Sombre dérive de la mésestime et du dénigrement,
poème morbide autant qu’autopsie clinique du désenchantement personnel et de l’abandon,
Butterfly – huis-clos austère en stop-motion expressionniste – appuie avec une poésie incertaine sur les limites de la raison humaine pour rappeler, derrière les écoulements visqueux du corps englué dans la solitude du réel, la beauté intrinsèque au cœur de tous les hommes, aussi invisibles ou misérables soient-ils.

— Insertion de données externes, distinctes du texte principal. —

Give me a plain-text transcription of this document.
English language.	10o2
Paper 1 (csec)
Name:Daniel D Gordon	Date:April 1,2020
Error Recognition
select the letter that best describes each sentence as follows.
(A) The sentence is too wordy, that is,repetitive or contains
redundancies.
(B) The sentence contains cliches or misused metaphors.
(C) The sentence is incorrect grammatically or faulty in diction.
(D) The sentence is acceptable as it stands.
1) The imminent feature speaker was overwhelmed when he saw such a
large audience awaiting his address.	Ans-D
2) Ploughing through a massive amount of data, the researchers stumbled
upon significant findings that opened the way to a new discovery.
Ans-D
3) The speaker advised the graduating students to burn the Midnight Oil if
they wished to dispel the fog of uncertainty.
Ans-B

Sometimes i can feel myself go hollow.
En voix-off, narration franche et violente, une marionnette exsangue narre le désespoir arboré de son cimetière intime dans la déconstruction hallucinée de son transit vers l’isolement. Accident filial, mère alcoolique, errance dans un jazz inaccessible, l’homme décharné se retrouve abandonné à ses propres démons dans une existence insignifiante. Alors, plus que l’invisibilité résultante, c’est l’effacement subi qui est ici mis en lumière jusque dans Le Cri d’Edvard Munch à l’ombre de la croix, et qui mène à l’infernale descente
aux bavardes chiottes du purgatoire.
L’invisible se condamne irrémédiablement à l’isolement.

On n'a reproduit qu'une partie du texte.